As Chaplin’s troubled mother, Hannah, Kelly Banlaki brings the drama of alcohol dependency and incarceration. Kelly and Jordan share some really lovely moments as the proud mother gazing with a broken heart at the superstar apple of her eye. Hannah the most complex and contradictory of the several roles Kelly plays. As the nurse – I dread to think where they bought that THAT costume – as the nurse she is [For your own protection, the remainder of this sentence has been automatically deleted by a woke algorithm.]

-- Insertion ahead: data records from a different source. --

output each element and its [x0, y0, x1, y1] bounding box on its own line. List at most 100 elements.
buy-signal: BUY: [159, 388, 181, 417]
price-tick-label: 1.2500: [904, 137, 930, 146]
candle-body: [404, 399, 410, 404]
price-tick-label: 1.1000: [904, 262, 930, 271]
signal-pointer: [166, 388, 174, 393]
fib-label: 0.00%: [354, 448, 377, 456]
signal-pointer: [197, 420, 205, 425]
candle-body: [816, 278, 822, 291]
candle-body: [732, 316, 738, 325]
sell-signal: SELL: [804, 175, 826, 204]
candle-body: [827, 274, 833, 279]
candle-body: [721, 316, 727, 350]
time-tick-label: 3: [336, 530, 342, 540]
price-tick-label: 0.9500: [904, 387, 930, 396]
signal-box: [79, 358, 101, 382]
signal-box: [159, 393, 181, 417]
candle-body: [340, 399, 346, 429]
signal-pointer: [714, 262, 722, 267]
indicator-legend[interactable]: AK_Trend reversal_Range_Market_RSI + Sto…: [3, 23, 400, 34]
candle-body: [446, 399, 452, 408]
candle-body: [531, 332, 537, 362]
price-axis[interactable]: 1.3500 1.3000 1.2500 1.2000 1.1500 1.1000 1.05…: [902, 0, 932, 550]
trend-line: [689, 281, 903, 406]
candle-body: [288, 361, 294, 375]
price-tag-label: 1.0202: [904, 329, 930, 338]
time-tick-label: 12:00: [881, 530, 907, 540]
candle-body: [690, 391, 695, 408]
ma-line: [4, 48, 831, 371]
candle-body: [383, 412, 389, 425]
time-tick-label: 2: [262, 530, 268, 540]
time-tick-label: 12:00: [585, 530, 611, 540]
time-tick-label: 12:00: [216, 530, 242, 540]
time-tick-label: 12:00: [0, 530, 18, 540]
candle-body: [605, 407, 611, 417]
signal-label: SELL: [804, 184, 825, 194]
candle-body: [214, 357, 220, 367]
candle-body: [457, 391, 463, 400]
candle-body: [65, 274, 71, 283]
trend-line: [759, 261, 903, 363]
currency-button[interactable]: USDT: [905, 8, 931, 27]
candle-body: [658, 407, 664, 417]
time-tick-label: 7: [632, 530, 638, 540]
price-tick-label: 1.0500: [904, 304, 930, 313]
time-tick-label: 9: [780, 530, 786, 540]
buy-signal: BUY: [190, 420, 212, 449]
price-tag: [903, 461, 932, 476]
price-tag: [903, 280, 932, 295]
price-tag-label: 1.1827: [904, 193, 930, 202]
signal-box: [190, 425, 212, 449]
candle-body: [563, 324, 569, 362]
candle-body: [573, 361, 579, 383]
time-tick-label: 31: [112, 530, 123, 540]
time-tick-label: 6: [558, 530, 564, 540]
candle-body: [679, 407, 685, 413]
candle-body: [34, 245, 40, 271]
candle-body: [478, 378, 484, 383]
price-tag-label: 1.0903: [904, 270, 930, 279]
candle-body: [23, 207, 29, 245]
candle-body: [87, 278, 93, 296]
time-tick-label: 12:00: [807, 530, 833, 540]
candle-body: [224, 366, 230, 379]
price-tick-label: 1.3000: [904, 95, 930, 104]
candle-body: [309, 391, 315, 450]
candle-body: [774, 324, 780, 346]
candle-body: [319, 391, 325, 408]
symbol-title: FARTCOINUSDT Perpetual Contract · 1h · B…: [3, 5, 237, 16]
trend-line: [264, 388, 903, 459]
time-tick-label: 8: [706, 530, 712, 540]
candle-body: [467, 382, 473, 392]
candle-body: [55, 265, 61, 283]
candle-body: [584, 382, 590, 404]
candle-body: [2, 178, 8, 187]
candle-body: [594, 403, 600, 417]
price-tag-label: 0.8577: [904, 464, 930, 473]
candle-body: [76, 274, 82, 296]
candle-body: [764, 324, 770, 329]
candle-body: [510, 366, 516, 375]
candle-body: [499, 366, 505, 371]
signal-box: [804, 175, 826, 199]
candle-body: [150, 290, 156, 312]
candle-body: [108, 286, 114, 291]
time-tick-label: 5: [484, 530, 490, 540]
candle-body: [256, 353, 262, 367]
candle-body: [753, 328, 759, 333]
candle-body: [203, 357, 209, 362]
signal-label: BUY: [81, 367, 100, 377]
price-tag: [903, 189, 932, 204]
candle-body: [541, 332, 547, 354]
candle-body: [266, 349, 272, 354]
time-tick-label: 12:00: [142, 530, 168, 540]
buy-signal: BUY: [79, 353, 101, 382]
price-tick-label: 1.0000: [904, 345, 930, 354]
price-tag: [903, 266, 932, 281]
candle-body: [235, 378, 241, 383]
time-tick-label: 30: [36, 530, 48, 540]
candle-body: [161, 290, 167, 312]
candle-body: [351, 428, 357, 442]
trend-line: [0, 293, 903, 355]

The supporting cast of Joel Hatton as, among others, musical hall impresario Fred Karno as well as Joe Speare as our narrator, Wilbur, provide more flying buttressing than is to be found on a medieval cathedral. It’s essential because this is a jack-in-the-box script ready to jump out of its tiny time slot and make some serious mischief. There’s a bit with a cucumber, Joel and Jordan that doesn’t leave a dry seat in the house. For me, and for everyone else, the absolute highlight of the night’s madcappery was the demonstration of how simplistic was the process of making movies back in the day – when pictures were shot in less time than it takes Howard Berg to get through Terry Pratchett’s ‘Moving Pictures’ cover to cover. This was done via one of the best examples of audience participation in the known universe.

This little run in theSpaceTriplex – Big is obviously a teaser for the full-length mega hit coming our way. It leaves us wanting more and asking a fair few questions like why Joe isn’t also appearing in an EdFringe showcase of Nat King Cole classics doing duets with Richard Shelton as Sinatra. BTW Joe’s got a chuffing superb singing voice, did I not mention that already?

Come for the names you know. Stay for brilliant performances by names you’re about to know. Leave wanting more. Get your Bermans and Nathans tailcoats on and go see this.